If TierOne is going to return to a better state of operation, in this footprint, they will need to participate in Omaha, in Council Bluffs, in Columbus, etc. They just jettisoned those locations in a deal that has me scratching my head. The bankable growth opportunity in Omaha is nearly 8x that of Lincoln.
I want to be positive. I want to understand the blueprint. Unfortunately I was hoping the plans reflected the creation of a 3 bedroom home, not a drafty dog house.
Hoping for the best and watching all the moves from this point very, very carefully.
Todd: I respectfully question your assertion that the bankable growth opportunity in Omaha is 8x that of Lincoln. To be sure, the population of the greater Omaha area is almost 3 times the size of the population of Lincoln and Lancaster County, and Omaha's economy clearly has more $$$ running through it and is more vibrant than Lincoln's. But, Tierone has not really ever been a major player at all in Omaha, where the dominant players are First National Nebraska, Wells Fargo, US Bank, Bank of the West, American National, Security National, et. al. TierOne has been competitive, but has not ever been a major player in Omaha like it is in Lincoln. So, while I am not pleased to see the Omaha branches go, I do not view this as a tremendous negative like you apparently do, and understand the reasoning behind this positive transaction and development.

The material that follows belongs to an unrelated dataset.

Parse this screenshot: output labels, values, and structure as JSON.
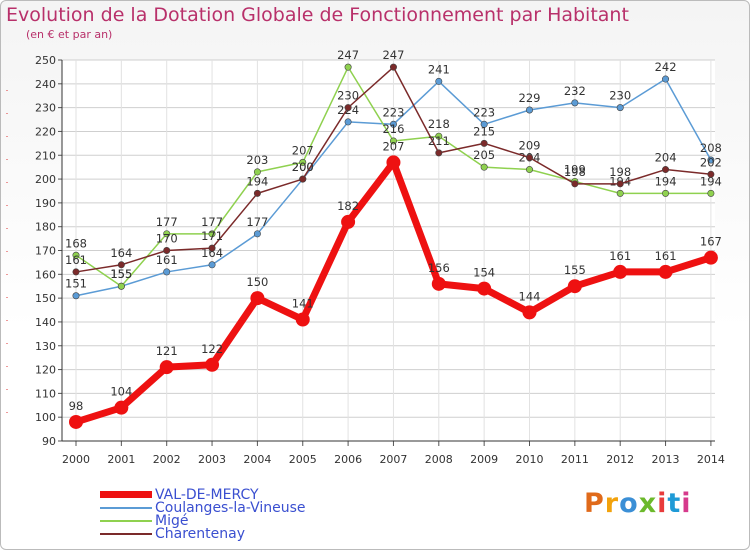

Thanks for the good comments Todd. I think we all would like to see the same things happen, and the differences in opinion and civil exchange of ideas are fruitful, as opposed to some of the ranting and bashing on this board. I do not have any set agenda, other than my firm believe, having watched this company closely for years, including through the IPO and failed buyout deal with CapitalSource, that there is value here above the current depressed stock price. I understand that the market obviously questions the current stated book value of $13.50, but believe that the value has to be closer to that than the current price of $3.30. Time will tell, and I could get burned, but I think there is positive upside for patient investors here.
although I agree with this management being muted about everyting we do have to keep one minor detail in mind....we are in a worst recession since the great depression. Its not the managements fault for the stock to be here at these levels but I think they are doing what is possible to sure up first what we do have and in a couple of years start a growth plan to get company back up the ladder. Just being financially strong in the current market will award us a BV SP soon enough. Give it time. The street has voted on this deal with its wallet so far.

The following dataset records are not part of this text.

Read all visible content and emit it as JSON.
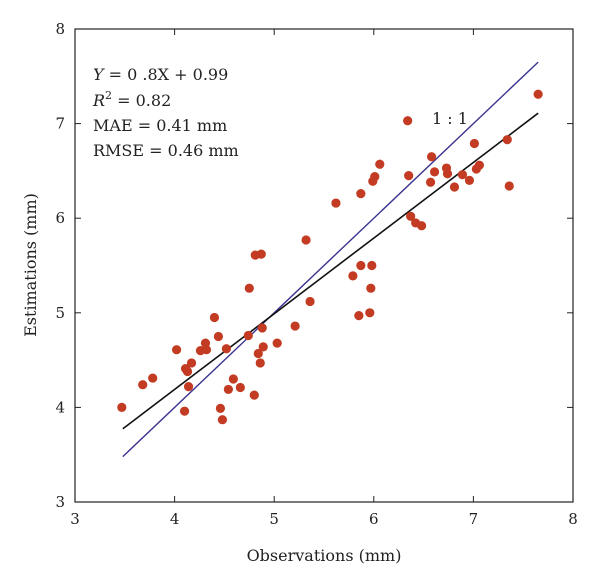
{
  "chart_data": {
    "type": "scatter",
    "xlabel": "Observations (mm)",
    "ylabel": "Estimations (mm)",
    "xlim": [
      3,
      8
    ],
    "ylim": [
      3,
      8
    ],
    "x_ticks": [
      "3",
      "4",
      "5",
      "6",
      "7",
      "8"
    ],
    "y_ticks": [
      "3",
      "4",
      "5",
      "6",
      "7",
      "8"
    ],
    "grid": false,
    "annotations": {
      "equation_prefix": "Y",
      "equation_rest": " = 0 .8X + 0.99",
      "r2_prefix": "R",
      "r2_sup": "2",
      "r2_rest": " = 0.82",
      "mae": "MAE = 0.41 mm",
      "rmse": "RMSE = 0.46 mm",
      "one_to_one": "1 : 1"
    },
    "points": [
      {
        "x": 3.47,
        "y": 4.0
      },
      {
        "x": 3.68,
        "y": 4.24
      },
      {
        "x": 3.78,
        "y": 4.31
      },
      {
        "x": 4.02,
        "y": 4.61
      },
      {
        "x": 4.1,
        "y": 3.96
      },
      {
        "x": 4.11,
        "y": 4.41
      },
      {
        "x": 4.13,
        "y": 4.38
      },
      {
        "x": 4.14,
        "y": 4.22
      },
      {
        "x": 4.17,
        "y": 4.47
      },
      {
        "x": 4.26,
        "y": 4.6
      },
      {
        "x": 4.31,
        "y": 4.68
      },
      {
        "x": 4.32,
        "y": 4.61
      },
      {
        "x": 4.4,
        "y": 4.95
      },
      {
        "x": 4.44,
        "y": 4.75
      },
      {
        "x": 4.46,
        "y": 3.99
      },
      {
        "x": 4.48,
        "y": 3.87
      },
      {
        "x": 4.52,
        "y": 4.62
      },
      {
        "x": 4.54,
        "y": 4.19
      },
      {
        "x": 4.59,
        "y": 4.3
      },
      {
        "x": 4.66,
        "y": 4.21
      },
      {
        "x": 4.74,
        "y": 4.76
      },
      {
        "x": 4.75,
        "y": 5.26
      },
      {
        "x": 4.8,
        "y": 4.13
      },
      {
        "x": 4.81,
        "y": 5.61
      },
      {
        "x": 4.84,
        "y": 4.57
      },
      {
        "x": 4.86,
        "y": 4.47
      },
      {
        "x": 4.87,
        "y": 5.62
      },
      {
        "x": 4.88,
        "y": 4.84
      },
      {
        "x": 4.89,
        "y": 4.64
      },
      {
        "x": 5.03,
        "y": 4.68
      },
      {
        "x": 5.21,
        "y": 4.86
      },
      {
        "x": 5.32,
        "y": 5.77
      },
      {
        "x": 5.36,
        "y": 5.12
      },
      {
        "x": 5.62,
        "y": 6.16
      },
      {
        "x": 5.79,
        "y": 5.39
      },
      {
        "x": 5.85,
        "y": 4.97
      },
      {
        "x": 5.87,
        "y": 5.5
      },
      {
        "x": 5.87,
        "y": 6.26
      },
      {
        "x": 5.96,
        "y": 5.0
      },
      {
        "x": 5.97,
        "y": 5.26
      },
      {
        "x": 5.98,
        "y": 5.5
      },
      {
        "x": 5.99,
        "y": 6.39
      },
      {
        "x": 6.01,
        "y": 6.44
      },
      {
        "x": 6.06,
        "y": 6.57
      },
      {
        "x": 6.34,
        "y": 7.03
      },
      {
        "x": 6.35,
        "y": 6.45
      },
      {
        "x": 6.37,
        "y": 6.02
      },
      {
        "x": 6.42,
        "y": 5.95
      },
      {
        "x": 6.48,
        "y": 5.92
      },
      {
        "x": 6.57,
        "y": 6.38
      },
      {
        "x": 6.58,
        "y": 6.65
      },
      {
        "x": 6.61,
        "y": 6.49
      },
      {
        "x": 6.73,
        "y": 6.53
      },
      {
        "x": 6.74,
        "y": 6.47
      },
      {
        "x": 6.81,
        "y": 6.33
      },
      {
        "x": 6.89,
        "y": 6.46
      },
      {
        "x": 6.96,
        "y": 6.4
      },
      {
        "x": 7.01,
        "y": 6.79
      },
      {
        "x": 7.03,
        "y": 6.52
      },
      {
        "x": 7.06,
        "y": 6.56
      },
      {
        "x": 7.34,
        "y": 6.83
      },
      {
        "x": 7.36,
        "y": 6.34
      },
      {
        "x": 7.65,
        "y": 7.31
      }
    ],
    "regression_line": {
      "slope": 0.8,
      "intercept": 0.99,
      "x_range": [
        3.48,
        7.65
      ],
      "color": "#111111"
    },
    "identity_line": {
      "slope": 1.0,
      "intercept": 0.0,
      "x_range": [
        3.48,
        7.65
      ],
      "color": "#3a3390"
    },
    "point_color": "#c23b22"
  }
}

You ask: "TierOne Corporation, the holding company, at one point had $20+ million in holdings as a safety net...where does that stand now. Did it go away and need to be replenished with this deal? I'm just asking. Some of these decisions fly under the radar."

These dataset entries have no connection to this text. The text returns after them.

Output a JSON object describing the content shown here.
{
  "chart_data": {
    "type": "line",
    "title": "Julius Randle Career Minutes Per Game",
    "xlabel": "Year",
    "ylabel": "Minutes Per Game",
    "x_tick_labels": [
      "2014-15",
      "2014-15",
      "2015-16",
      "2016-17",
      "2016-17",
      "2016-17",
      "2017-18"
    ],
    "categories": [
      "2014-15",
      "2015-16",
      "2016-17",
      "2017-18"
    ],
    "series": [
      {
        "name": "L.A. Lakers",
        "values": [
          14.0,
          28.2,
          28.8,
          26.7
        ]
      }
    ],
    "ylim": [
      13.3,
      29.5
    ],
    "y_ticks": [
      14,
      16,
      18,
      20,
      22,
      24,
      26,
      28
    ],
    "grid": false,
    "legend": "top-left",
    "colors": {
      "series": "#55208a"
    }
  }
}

It's gone. Had you bothered to read any of the filings you would have known that.
That is pure nonsense. On what facts do you base this absurd prediction? This stock has every chance to recover, based on the fundamentals, and the company is clearly not in danger of going under. If, as you have previously stated, you have no financial interest here, then why do you hang around here bashing the company and stock? You have to either be shorting the stock, be a paid basher, or have some other beef with the company, e.g. disgruntled former employee maybe?